Perhaps the greatest golfer ever and the greatest golf tournament in existence should have held themselves to higher standards.
The tournament should have recognized Woods’ rules violation during the second round, then should have intervened before Woods could sign his scorecard. Woods should have displayed a golfing form of honor by withdrawing when he realized he broke the rules while attempting to give himself a competitive advantage, even if his mistake was honest.
Instead, the Masters invoked a rule that shouldn’t necessarily apply to obvious mistakes like the one Woods made, to allow him to remain in the tournament with a two-shot penalty. By the end of Saturday, Woods stood four behind the lead, with a chance to win a tainted major.
“Under the rules of golf, I can play,” Woods said.
While the Masters and Woods adhered to the letter of the rules, the series of events made Augusta National smell about as bad as it does when the groundskeepers spread fertilizer to soak up a heavy rain, especially when the efforts to salvage Woods’ eligibility came one day after the tourney penalized a 14-year-old for slow play on a day filled with slow players.
Don’t take my word for it. Take it from one of golf’s most respected elders.
“I’m a pro now, since ’89,” said Ernie Els. “I’ve never seen a guy sign for a scorecard and then come back and play the next day after a rules infringement. It’s as simple as that. Nothing against nobody. The rules of the game is there, and it’s always been there, and this has never happened.”
Zach Johnson, who won the Masters in 2007, said: “Taking yourself out of the tournament is definitely an option. To formulate an opinion, I would like to understand what sequentially happened. I’d like to hope that any and all of my peers, if they knowingly or unknowingly violated the rules, would do what they feel is necessary to protect the field.”
What sequentially happened was this: Woods, playing the 15th hole on Friday, hit his third shot off the flagstick and into the water. When he dropped his ball for his next shot, he did not obey the rules that require him to drop as near as possible to his previous position. He dropped a couple of yards behind his previous divot, and on an incorrect line.
In most sports, he would have been excused or even commended for seeking an advantage. Golf is not like any other sport. Golfers pride themselves on calling penalties on themselves, and in golf ignorance of the rules is not an excuse. Woods could have called over a rules official but declined to.
He dropped his ball in a different place to gain an advantage on his next shot, and admitted that in a postround interview.

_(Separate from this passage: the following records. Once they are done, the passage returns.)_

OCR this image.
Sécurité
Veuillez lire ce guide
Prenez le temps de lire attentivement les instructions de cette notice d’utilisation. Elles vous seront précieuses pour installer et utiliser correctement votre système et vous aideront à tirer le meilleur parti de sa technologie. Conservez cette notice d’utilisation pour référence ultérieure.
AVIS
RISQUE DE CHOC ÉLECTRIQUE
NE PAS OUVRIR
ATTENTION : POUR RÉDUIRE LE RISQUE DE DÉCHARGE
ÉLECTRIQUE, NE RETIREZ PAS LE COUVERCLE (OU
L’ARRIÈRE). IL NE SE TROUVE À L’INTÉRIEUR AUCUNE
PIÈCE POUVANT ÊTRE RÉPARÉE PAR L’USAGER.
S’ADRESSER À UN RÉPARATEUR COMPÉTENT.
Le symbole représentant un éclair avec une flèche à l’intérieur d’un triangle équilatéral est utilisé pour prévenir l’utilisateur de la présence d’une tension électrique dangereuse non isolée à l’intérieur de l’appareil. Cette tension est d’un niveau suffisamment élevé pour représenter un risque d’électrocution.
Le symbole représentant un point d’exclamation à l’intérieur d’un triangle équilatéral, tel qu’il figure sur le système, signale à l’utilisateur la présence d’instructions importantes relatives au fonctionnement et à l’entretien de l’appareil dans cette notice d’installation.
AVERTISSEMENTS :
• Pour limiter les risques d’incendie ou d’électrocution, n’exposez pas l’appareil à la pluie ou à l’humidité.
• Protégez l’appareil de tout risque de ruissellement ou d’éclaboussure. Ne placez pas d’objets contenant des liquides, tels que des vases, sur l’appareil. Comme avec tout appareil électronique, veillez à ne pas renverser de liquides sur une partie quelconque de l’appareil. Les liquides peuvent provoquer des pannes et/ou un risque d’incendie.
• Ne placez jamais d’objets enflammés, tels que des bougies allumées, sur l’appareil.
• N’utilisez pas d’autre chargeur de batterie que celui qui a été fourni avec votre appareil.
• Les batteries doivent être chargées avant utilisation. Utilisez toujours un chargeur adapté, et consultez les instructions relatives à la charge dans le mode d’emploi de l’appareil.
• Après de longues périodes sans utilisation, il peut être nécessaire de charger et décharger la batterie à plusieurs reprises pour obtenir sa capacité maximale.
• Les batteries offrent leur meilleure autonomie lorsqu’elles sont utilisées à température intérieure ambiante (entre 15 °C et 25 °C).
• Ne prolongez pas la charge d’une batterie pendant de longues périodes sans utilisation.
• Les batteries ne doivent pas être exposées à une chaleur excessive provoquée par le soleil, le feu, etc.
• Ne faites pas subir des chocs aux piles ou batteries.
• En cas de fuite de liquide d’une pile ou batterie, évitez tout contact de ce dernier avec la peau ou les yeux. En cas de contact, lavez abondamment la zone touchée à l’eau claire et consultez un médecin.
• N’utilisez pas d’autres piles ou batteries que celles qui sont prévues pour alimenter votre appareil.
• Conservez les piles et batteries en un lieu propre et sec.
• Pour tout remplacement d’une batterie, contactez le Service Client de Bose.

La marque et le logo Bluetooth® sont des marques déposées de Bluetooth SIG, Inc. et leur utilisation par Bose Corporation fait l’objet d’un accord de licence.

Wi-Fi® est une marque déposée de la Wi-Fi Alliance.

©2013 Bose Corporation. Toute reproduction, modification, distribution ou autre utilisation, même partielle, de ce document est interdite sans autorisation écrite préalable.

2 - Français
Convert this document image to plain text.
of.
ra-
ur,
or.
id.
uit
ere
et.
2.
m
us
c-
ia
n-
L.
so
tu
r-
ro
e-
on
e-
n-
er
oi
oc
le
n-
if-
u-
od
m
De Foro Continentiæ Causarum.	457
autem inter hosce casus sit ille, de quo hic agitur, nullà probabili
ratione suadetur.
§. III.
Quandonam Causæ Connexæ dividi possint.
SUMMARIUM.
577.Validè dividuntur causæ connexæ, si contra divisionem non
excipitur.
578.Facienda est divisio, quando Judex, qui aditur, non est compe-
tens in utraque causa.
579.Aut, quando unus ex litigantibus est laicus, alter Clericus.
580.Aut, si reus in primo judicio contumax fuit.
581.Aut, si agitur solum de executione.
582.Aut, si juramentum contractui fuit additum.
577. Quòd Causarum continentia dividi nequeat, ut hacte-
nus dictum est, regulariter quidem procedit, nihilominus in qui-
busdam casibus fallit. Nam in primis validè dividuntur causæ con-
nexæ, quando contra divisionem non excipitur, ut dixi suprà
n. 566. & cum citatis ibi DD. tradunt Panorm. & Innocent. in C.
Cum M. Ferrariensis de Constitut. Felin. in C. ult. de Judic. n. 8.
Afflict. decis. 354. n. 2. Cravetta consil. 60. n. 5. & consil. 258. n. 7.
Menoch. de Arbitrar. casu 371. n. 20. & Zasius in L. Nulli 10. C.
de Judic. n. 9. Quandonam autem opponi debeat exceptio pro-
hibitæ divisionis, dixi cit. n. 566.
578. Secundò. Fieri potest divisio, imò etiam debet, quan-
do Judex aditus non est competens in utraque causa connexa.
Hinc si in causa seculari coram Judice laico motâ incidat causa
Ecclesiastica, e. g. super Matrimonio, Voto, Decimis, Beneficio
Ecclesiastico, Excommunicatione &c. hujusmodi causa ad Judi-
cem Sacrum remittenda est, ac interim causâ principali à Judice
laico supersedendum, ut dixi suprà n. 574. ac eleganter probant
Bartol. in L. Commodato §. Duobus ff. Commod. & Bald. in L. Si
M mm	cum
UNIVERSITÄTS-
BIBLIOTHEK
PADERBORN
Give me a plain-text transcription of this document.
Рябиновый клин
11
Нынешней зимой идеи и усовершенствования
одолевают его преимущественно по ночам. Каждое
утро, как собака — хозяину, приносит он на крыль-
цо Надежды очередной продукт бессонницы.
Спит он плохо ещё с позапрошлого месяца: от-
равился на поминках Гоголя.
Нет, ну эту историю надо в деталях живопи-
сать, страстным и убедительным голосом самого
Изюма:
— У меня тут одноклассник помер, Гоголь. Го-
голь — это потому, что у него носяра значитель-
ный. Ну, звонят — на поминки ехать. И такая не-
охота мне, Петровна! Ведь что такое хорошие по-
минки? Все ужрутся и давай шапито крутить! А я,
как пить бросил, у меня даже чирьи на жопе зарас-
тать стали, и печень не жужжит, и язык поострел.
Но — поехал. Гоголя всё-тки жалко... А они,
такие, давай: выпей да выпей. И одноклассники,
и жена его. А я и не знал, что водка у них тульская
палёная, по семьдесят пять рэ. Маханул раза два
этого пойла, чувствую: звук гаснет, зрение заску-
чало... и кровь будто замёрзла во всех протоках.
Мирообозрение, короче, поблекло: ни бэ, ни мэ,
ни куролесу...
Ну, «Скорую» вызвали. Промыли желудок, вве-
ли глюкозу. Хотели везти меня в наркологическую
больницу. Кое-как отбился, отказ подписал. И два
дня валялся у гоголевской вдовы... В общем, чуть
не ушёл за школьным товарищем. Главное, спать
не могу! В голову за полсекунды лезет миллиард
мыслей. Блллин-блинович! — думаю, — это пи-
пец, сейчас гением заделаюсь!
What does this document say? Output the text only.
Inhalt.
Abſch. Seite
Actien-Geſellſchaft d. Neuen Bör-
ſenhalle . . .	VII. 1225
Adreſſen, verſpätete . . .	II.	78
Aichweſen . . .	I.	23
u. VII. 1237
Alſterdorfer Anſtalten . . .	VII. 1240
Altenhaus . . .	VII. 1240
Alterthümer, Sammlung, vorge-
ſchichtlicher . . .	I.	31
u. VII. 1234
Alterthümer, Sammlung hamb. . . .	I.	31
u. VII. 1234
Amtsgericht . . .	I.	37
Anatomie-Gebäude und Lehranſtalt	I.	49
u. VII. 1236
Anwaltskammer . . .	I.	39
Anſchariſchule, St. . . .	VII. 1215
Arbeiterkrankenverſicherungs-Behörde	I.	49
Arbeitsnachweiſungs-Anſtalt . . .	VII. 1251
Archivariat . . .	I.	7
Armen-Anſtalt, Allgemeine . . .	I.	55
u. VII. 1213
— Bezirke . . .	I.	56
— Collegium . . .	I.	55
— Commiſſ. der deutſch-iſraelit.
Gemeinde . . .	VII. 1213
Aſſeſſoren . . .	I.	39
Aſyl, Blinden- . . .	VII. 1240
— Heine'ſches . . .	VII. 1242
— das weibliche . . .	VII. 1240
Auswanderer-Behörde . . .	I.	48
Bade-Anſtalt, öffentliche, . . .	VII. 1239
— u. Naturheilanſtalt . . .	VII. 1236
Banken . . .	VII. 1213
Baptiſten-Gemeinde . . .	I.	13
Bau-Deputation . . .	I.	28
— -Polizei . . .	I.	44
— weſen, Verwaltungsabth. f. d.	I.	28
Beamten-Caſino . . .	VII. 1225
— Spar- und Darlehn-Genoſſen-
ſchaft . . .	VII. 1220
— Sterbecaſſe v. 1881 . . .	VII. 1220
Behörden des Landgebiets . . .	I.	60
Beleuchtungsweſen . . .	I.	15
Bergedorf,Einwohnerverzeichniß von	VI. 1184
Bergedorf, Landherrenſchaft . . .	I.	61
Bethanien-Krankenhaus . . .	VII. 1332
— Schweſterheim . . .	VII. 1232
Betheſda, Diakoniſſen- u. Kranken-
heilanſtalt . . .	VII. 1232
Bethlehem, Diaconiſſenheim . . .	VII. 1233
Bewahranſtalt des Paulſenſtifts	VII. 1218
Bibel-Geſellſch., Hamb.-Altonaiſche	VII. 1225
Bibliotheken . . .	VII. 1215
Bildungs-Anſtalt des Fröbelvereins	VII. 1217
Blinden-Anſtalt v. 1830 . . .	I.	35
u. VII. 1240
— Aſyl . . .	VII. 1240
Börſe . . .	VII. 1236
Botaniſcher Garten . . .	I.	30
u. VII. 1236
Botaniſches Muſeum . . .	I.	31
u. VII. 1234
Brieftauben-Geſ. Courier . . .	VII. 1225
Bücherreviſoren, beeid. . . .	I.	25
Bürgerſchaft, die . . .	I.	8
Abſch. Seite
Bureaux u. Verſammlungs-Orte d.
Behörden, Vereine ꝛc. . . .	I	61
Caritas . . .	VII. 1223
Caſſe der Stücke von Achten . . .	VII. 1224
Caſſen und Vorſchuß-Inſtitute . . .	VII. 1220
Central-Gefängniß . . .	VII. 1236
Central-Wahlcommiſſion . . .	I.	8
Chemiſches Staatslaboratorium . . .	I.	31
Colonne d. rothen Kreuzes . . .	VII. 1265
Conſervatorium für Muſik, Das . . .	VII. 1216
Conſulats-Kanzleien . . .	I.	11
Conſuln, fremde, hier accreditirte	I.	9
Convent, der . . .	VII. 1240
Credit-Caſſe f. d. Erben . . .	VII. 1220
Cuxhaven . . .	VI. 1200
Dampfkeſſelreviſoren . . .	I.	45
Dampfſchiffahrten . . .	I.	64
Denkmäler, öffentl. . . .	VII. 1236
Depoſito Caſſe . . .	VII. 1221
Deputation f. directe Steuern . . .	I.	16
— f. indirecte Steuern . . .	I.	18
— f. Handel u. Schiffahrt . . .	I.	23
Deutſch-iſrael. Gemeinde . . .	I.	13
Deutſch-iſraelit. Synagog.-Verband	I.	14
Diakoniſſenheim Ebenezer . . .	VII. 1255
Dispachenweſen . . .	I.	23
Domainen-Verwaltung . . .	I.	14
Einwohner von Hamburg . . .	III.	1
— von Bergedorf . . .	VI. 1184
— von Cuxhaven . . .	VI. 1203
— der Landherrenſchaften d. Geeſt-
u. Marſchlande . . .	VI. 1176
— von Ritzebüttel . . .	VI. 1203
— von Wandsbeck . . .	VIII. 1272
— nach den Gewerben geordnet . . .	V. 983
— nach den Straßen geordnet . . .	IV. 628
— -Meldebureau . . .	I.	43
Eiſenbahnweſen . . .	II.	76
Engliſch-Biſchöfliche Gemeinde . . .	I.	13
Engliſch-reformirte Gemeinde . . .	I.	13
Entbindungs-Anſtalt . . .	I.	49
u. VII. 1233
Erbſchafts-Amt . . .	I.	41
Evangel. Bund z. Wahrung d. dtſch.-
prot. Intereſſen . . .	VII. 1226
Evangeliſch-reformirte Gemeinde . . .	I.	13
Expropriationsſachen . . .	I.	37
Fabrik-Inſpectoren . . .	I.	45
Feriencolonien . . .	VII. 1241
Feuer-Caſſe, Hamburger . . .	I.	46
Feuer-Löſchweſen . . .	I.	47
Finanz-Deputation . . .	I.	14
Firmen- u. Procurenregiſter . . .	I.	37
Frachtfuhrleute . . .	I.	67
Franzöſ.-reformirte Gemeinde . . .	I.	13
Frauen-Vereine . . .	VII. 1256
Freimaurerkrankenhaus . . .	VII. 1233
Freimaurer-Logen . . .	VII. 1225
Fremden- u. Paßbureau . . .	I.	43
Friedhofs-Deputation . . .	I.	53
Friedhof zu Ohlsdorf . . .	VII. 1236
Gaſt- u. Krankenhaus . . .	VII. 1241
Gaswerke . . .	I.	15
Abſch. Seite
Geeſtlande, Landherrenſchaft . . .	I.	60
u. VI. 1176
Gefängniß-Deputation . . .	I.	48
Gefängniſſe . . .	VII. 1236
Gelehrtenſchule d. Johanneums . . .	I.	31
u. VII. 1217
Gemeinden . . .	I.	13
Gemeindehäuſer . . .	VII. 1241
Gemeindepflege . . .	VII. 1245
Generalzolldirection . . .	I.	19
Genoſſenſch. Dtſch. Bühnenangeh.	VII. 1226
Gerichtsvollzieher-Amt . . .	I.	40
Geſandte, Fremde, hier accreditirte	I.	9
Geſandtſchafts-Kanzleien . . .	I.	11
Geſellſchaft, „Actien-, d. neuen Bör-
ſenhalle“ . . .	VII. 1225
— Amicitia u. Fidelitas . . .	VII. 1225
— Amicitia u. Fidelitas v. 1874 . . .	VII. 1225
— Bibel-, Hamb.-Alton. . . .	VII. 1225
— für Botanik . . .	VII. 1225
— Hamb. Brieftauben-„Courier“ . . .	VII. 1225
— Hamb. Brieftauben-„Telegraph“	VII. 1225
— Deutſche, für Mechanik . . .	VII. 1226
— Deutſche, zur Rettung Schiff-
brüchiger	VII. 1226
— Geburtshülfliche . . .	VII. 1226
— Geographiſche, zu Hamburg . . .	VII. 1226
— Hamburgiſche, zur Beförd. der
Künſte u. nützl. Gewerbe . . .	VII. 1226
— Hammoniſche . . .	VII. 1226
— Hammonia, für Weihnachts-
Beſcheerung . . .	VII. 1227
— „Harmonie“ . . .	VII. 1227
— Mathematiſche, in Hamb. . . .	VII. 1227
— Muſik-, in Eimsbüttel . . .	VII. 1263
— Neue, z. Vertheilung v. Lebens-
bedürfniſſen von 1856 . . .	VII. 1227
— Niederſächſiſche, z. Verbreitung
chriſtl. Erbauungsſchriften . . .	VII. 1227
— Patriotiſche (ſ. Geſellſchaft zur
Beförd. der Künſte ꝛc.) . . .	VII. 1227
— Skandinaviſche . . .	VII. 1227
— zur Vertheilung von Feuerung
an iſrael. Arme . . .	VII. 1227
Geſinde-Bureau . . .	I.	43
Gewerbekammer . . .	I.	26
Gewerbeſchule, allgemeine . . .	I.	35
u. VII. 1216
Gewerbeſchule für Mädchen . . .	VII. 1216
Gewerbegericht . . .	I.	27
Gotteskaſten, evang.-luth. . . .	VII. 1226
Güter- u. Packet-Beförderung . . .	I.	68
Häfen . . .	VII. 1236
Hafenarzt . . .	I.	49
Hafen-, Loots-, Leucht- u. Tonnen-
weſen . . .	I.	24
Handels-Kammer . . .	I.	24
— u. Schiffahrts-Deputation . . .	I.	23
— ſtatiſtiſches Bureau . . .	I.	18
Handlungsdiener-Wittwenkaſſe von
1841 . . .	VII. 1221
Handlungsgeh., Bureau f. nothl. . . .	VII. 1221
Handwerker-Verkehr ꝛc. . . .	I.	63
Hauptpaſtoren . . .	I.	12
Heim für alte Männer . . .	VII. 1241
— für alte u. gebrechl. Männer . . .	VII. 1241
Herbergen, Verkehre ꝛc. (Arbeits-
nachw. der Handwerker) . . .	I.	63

There are a dozen things wrong with this scenario and the way golf rules are applied. Tournament officials should have recognized Woods’ mistake before a television viewer called it in. Major championships should not be affected by phone calls. Golf’s rulebook is ridiculously long and impenetrable.
What matters is the spirit of the rules that govern a sport based on the honor code, and the spirit of the rules contends that if a player breaks a rule while seeking an advantage, he is disqualified. Saturday, the Masters let Woods off the hook and Woods accepted the charity.
If Woods wins on Sunday and winds up with 19 majors, breaking Jack Nickaus’ record, his achievement will deserve an asterisk.
“Disqualification, this morning, was not even on the table,” said Fred Ridley, the chairman of competition committee.
Friday afternoon, after signing his scorecard, Woods was asked about 14-year-old Guan Tianlang being penalized for slow play. Woods said, “Rules are rules.”
Saturday, Guan proved wiser than Woods or the Masters. Asked what he thought of Woods’ penalty, he said, “I think that rules are rules.”